Believe me, that’s all the content on lib/mime.ex at the moment. In the first line, you can see a call to MIME.Application.quoted/1 passing as argument the custom MIME types defined via configuration or an empty map as a fallback, the result of that invocation is stored in the quoted binding. Then, the second line will create a module with the given name of MIME and it will be defined by the previous quoted expression, keep in mind that the function Module.create/3, compared with Kernel.defmodule/2, is preferred when the module body is a quoted expression and another advantage is that Module.create/3 allow you to control the environment variables used when defining the module.

Automatic recompilation

When we started talking about how to add custom MIME types via configuration, we also mentioned that we need to recompile the library. So, what happens in the case you forget about doing that? Well, your changes will not take effect until the dependency is manually recompiled, and before the release 1.3.0 you didn’t see any warning about it.

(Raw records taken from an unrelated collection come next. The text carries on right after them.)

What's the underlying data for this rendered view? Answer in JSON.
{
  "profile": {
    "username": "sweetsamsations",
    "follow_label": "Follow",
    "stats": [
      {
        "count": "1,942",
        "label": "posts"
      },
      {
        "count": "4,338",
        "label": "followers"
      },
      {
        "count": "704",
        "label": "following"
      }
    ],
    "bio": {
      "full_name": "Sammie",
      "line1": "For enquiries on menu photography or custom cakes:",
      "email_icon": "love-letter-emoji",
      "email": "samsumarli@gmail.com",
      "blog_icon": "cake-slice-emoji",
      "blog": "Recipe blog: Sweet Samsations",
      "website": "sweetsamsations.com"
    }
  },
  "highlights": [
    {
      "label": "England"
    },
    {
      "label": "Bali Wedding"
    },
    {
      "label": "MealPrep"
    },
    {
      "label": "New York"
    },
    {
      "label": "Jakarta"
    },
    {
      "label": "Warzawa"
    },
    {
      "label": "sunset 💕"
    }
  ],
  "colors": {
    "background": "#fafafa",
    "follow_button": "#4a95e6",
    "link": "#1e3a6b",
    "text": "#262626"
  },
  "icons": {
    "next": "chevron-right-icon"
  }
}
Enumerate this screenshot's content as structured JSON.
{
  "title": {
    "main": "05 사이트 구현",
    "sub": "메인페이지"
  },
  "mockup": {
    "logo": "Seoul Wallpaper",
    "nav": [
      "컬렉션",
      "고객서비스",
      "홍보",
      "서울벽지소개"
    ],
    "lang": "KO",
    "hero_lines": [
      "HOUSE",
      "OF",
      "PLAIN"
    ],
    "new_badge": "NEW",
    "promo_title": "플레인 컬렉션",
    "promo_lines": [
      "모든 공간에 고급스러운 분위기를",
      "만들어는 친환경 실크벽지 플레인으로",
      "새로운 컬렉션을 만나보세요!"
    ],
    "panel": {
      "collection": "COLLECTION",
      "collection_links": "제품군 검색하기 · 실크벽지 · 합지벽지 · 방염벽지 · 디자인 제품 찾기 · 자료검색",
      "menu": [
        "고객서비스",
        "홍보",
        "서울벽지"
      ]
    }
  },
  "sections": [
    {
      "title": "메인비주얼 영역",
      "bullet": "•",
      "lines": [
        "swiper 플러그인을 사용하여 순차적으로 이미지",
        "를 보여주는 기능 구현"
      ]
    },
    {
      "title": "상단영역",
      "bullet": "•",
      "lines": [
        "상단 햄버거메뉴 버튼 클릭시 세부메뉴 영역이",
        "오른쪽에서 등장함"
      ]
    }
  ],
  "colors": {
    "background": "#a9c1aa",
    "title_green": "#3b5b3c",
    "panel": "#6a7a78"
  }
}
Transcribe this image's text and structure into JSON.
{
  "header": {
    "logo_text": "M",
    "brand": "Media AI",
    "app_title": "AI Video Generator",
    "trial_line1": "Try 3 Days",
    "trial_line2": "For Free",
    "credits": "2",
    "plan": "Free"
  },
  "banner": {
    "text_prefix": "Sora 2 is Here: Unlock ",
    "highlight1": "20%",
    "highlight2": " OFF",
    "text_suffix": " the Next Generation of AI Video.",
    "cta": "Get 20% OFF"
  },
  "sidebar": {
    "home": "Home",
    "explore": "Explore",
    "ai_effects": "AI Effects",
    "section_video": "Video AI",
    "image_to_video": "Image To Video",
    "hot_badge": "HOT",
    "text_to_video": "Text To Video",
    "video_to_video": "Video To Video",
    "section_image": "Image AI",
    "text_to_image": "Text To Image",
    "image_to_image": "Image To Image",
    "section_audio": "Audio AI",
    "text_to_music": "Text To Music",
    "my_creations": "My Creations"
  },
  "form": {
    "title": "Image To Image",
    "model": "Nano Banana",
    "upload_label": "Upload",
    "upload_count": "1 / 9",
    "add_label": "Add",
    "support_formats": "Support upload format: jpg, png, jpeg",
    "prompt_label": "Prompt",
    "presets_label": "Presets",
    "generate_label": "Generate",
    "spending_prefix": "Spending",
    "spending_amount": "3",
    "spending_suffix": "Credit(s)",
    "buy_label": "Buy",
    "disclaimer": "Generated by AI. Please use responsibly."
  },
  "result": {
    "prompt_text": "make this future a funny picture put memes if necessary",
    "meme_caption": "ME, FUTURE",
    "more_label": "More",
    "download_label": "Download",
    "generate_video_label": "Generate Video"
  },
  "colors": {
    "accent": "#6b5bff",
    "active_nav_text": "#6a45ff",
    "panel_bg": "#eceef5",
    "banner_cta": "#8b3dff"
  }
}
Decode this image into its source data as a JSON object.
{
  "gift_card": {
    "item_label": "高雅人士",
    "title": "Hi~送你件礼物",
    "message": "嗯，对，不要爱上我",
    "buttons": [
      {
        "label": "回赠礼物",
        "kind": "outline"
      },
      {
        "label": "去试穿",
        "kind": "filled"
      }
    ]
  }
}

Since version 1.3.0 of the MIME library, the recompilation process is automatic if the compile-time database is out of date.

# file: lib/mime/application.ex
defmodule MIME.Application do
  use Application
  require Logger

  def start(_, _) do
    app = Application.fetch_env!(:mime, :types)

    if app != MIME.compiled_custom_types() do
      Logger.error("""
      The :mime library has been compiled with the following custom types:

          #{inspect(MIME.compiled_custom_types())}

      But it is being started with the following types:

          #{inspect(app)}

      We are going to dynamically recompile it during boot,
      but please clean the :mime dependency to make sure it is recompiled:

          $ mix deps.clean mime --build

      """)

      Module.create(MIME, quoted(app), __ENV__)
    end

    Supervisor.start_link([], strategy: :one_for_one)
  end

  def quoted(custom_types) do
  # ...
  end
end

So, what this means is that the MIME library at boot-time, will log an error and will try to dynamically recompile the MIME module if the custom mime types of the user environment are different from the ones returned by MIME.compiled_custom_types/0, which is great! but, as the log messages says, it’s recommended to clean the :mime dependency to make sure it’s recompiled.

Summary

Elixir MIME is a short but powerful library, its goal is clear, and in just around 200 SLOC you can see a lot of nice concepts, like meta-programming, file streams, pattern matching, macros, unquote fragments, dynamic module creation, dynamic recompilation at boot-time, among other really cool stuff.

That’s all folks! Thanks for reading.